At last, Stacey hired a dynamo lawyer couple from the Pittsburgh suburbs to sue Range Resources. Meticulous sleuthing by the science-savvy attorney, Kendra, lends some detective-novel appeal to Griswold’s narrative. Kendra discovers key pages missing from DEP binders, dangerous chemicals left out of test results, and implicating e-mails between Range managers and contractors at the drilling site. But this suspense is overshadowed by the pathos of the final break that the lawsuit causes between Stacey and her community—a rupture that’s embodied in the gaunt figure of Harley. He became a walking rebuke to newly prosperous townspeople, and suffered for it. “The truth she told went against their pocketbooks,” Griswold writes of Stacey. She traces the family’s arc through the county fair: where once the children had gamely entered their goats, pigs, and rabbits, now they were up against families using their new riches to spend heavily on their kids’ entries, while Stacey was so strapped that she had to enter Paige’s cornbread without doilies—all but ensuring that she wouldn’t win. One year, Range Resources, whose presence at the fair expanded in tandem with the company’s reach in the region, deigned to buy Harley’s goat. For this honor, he got a certificate along with a royal-blue Range Resources bag filled with with glo-sticks, a hat, and a Slinky.
Meanwhile, the lawsuit ground on. Stacey soon found herself over $200,000 in debt, despite taking on two additional jobs. The abandoned house was invaded by thieves who made off with the woodstove, refrigerator, dishwasher, copper piping, and even her nail polish remover (an ingredient for making meth, which is another recent plague in rural Pennsylvania). Stacey started bringing a .380 Taurus with her on visits to feed the animals, and left a note for the “IGNORANT MOTHERFUCKERS who keep breaking into my house,” informing them that their marauding not only cost $35,000 in damages but forced her to get an additional $5,000 insurance policy, and warning them that the house is contaminated with carcinogens.

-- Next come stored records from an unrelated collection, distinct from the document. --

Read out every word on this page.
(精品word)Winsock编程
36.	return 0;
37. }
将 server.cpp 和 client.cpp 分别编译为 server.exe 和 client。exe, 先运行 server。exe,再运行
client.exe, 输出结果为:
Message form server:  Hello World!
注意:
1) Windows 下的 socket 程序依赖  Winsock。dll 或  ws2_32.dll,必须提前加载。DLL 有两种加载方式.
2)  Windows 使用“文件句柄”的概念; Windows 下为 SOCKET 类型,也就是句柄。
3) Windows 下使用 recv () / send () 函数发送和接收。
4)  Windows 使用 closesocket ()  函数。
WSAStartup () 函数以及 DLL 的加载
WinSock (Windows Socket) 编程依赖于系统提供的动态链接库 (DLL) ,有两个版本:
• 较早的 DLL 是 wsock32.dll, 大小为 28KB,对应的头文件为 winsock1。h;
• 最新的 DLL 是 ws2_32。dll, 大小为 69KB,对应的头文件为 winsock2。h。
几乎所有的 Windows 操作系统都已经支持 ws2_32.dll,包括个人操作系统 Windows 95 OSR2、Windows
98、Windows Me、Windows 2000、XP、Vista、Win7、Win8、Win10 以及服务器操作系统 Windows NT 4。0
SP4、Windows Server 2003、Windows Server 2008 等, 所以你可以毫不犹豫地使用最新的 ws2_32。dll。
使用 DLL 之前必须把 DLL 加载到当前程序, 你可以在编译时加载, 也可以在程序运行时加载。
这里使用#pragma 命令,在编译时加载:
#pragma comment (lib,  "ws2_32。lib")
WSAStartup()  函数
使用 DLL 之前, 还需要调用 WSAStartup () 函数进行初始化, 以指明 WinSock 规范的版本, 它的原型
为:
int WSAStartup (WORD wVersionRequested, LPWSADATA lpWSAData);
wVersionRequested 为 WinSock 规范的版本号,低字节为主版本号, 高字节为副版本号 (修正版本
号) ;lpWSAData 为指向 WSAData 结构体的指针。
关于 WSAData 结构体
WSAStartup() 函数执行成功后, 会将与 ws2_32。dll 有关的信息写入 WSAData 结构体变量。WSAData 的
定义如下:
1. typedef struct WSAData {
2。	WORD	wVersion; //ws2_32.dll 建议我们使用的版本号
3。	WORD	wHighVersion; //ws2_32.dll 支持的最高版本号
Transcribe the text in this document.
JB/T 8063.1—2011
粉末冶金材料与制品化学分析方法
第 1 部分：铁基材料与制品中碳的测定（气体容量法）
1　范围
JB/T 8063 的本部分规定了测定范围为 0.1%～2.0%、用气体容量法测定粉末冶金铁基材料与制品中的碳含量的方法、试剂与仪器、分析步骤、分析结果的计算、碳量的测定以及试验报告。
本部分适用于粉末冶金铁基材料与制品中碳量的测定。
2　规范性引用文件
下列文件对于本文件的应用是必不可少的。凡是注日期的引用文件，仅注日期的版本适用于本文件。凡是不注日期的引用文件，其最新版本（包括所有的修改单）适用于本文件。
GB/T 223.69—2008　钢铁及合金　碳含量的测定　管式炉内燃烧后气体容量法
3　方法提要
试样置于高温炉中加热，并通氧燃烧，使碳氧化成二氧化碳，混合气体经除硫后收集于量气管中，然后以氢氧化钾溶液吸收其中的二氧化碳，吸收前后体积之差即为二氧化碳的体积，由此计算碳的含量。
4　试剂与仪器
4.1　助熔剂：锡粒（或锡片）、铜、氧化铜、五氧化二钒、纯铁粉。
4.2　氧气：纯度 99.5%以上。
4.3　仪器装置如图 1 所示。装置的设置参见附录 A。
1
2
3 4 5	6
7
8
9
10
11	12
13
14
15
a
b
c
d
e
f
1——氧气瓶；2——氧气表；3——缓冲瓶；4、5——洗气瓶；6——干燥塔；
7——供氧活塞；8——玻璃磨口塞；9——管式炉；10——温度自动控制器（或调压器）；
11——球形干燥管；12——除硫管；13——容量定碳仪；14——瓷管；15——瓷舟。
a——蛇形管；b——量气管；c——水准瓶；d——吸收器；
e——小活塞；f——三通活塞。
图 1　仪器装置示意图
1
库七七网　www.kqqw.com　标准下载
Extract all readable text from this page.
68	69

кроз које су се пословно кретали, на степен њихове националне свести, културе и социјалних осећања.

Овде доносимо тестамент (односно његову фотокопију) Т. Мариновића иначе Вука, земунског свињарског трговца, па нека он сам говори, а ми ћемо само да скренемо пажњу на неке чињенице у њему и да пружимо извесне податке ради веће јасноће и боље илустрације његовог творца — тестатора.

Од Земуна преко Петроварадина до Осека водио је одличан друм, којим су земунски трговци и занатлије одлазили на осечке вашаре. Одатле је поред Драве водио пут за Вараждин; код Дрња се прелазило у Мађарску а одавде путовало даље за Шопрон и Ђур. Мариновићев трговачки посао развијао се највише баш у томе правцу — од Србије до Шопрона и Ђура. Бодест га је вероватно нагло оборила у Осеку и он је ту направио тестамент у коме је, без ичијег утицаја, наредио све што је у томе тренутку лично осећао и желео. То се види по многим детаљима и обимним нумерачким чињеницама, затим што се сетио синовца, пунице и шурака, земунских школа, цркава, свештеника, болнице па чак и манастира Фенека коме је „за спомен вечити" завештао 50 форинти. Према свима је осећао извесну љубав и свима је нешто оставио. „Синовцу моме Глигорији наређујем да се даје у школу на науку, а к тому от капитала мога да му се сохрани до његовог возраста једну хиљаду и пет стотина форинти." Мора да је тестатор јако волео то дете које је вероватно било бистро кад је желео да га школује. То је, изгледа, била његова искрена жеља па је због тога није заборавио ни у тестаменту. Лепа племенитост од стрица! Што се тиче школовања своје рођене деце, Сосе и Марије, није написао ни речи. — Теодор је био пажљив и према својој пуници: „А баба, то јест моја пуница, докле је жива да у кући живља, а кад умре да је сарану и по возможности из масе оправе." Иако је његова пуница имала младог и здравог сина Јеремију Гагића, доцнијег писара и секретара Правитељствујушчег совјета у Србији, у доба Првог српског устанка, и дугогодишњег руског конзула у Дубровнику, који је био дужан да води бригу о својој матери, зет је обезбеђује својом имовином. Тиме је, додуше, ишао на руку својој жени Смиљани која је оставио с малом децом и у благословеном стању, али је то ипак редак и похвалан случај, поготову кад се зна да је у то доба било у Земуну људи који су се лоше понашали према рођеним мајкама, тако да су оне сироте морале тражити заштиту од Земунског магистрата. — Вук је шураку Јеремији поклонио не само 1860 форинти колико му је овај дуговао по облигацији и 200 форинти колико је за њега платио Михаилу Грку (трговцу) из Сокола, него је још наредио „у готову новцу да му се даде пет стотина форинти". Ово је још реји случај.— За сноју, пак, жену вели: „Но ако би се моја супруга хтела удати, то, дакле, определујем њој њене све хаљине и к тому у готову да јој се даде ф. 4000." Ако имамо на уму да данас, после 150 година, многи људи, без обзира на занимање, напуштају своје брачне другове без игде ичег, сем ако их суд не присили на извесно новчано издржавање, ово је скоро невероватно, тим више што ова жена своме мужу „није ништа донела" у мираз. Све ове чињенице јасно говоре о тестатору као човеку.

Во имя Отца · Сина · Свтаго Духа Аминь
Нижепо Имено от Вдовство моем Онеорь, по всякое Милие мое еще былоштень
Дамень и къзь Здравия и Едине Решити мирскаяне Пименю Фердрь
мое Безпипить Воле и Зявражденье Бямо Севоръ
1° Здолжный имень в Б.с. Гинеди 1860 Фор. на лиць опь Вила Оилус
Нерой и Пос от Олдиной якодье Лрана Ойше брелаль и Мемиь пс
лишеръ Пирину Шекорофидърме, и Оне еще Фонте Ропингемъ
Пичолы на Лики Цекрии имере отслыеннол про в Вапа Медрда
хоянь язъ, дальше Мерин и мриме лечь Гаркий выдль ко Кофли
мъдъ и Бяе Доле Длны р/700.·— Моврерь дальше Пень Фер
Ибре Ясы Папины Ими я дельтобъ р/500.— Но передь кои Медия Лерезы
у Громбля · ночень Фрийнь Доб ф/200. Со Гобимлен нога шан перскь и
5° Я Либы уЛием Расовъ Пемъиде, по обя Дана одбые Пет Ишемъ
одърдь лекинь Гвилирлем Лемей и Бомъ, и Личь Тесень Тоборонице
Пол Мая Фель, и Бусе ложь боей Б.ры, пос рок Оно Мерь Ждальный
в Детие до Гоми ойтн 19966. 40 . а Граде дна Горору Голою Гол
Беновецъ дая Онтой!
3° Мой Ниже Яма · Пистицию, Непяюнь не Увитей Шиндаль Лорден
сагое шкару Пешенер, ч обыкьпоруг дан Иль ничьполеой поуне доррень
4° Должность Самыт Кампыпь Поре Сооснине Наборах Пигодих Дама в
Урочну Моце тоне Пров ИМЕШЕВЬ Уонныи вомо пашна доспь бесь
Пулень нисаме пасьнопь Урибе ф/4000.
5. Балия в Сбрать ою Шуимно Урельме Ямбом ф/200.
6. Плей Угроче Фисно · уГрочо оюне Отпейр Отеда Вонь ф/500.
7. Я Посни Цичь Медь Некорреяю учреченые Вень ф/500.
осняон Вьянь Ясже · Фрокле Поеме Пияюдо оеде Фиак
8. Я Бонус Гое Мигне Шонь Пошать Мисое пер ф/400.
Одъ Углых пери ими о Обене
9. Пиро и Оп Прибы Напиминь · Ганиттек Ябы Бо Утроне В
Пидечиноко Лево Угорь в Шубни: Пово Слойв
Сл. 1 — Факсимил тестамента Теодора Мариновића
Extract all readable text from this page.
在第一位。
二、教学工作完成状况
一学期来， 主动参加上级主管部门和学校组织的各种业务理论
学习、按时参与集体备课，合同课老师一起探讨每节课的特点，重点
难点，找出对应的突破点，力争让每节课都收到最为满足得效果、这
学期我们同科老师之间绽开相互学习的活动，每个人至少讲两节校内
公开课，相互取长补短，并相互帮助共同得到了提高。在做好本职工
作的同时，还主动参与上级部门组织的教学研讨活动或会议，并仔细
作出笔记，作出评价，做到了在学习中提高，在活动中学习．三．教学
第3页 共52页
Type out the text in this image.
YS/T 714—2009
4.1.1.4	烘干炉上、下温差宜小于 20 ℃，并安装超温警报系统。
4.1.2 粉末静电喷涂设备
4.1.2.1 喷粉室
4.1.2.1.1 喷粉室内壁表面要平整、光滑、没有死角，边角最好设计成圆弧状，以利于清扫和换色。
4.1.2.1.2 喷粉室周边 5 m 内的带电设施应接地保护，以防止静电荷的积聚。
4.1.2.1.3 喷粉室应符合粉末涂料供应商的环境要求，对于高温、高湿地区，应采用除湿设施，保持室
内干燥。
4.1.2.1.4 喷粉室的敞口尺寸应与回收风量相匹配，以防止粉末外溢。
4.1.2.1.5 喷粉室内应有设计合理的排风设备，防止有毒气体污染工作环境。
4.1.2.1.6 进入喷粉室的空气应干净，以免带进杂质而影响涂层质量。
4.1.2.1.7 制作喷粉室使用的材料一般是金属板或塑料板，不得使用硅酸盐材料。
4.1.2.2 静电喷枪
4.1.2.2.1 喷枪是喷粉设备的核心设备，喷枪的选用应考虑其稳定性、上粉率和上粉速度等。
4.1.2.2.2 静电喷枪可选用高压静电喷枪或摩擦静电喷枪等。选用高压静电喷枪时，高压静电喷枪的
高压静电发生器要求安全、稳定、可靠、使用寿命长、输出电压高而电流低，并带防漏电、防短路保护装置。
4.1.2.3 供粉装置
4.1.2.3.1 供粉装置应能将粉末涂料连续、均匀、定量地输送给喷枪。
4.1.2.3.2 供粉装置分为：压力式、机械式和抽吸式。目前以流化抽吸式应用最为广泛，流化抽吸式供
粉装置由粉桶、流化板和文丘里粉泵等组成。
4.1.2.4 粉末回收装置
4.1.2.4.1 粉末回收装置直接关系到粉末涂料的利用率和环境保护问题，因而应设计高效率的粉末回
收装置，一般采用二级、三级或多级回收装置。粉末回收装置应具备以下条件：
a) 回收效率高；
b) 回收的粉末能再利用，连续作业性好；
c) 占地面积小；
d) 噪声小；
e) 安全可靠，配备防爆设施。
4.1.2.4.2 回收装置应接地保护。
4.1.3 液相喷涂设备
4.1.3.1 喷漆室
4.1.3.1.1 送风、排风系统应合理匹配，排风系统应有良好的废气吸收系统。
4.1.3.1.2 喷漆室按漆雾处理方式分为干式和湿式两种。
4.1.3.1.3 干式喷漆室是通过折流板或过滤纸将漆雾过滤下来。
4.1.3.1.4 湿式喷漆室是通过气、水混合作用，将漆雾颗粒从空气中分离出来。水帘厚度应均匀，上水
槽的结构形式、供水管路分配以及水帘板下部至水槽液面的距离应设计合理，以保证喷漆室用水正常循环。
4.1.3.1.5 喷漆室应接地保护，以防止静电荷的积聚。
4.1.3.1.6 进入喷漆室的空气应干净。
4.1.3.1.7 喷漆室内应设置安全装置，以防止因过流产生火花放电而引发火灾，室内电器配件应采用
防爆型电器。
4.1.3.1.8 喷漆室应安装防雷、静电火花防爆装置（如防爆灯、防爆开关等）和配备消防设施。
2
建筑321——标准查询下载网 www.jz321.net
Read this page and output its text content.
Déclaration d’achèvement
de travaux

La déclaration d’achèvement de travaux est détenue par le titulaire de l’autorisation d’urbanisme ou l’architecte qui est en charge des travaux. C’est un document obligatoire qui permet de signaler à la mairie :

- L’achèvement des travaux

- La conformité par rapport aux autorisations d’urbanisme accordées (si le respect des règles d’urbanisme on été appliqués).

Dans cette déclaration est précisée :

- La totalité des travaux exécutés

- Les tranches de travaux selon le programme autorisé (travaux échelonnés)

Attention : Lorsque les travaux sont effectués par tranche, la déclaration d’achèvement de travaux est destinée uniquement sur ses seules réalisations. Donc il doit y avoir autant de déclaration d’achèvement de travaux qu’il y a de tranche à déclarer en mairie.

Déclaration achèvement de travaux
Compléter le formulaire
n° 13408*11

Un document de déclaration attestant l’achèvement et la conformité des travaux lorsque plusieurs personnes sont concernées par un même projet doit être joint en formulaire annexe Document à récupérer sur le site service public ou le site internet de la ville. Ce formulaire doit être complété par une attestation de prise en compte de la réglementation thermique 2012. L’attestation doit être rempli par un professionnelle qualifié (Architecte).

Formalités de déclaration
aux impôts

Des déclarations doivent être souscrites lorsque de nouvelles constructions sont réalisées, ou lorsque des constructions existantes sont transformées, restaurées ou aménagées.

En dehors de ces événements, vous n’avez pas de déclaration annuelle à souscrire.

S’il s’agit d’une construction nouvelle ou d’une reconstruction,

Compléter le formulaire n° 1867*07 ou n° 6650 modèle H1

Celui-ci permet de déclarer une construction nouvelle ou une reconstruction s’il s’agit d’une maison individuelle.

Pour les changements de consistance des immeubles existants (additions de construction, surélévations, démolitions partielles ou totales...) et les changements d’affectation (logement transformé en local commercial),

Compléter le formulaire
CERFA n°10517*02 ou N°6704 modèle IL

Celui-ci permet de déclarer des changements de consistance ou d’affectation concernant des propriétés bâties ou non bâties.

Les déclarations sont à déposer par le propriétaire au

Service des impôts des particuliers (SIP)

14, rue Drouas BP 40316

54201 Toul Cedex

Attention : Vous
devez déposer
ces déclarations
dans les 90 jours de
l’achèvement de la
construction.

The lawsuit ended in early 2018 with a decidedly equivocal outcome for Stacey and her neighbor Beth. But the real climax of the book arguably came in November 2016, when both women cast votes reflecting their political estrangement. Stacey voted for Jill Stein, while Beth voted for Donald Trump—“given her feeling that the federal agency had abandoned them, she cheered the gutting of the EPA.” It is a tribute to Griswold’s reporting that she doesn’t make Beth’s choice seem absurd or otherwise in defiance of her own political self-interest. The EPA did let people like Beth and Stacey down, so why shouldn’t they lash out at it?
This doesn’t mean that Washington County is beyond hope for the Democratic Party—voters there recently gave Democrat Conor Lamb an upset win in a congressional election. But it does mean that the failure of the government to do its job, and the inability of a distant public reliant on the region’s energy output to give a damn about that failure, has created a body of serious consequences. One of them is that Beth got her wish—the EPA is being gutted. Whether that will do her any good is doubtful.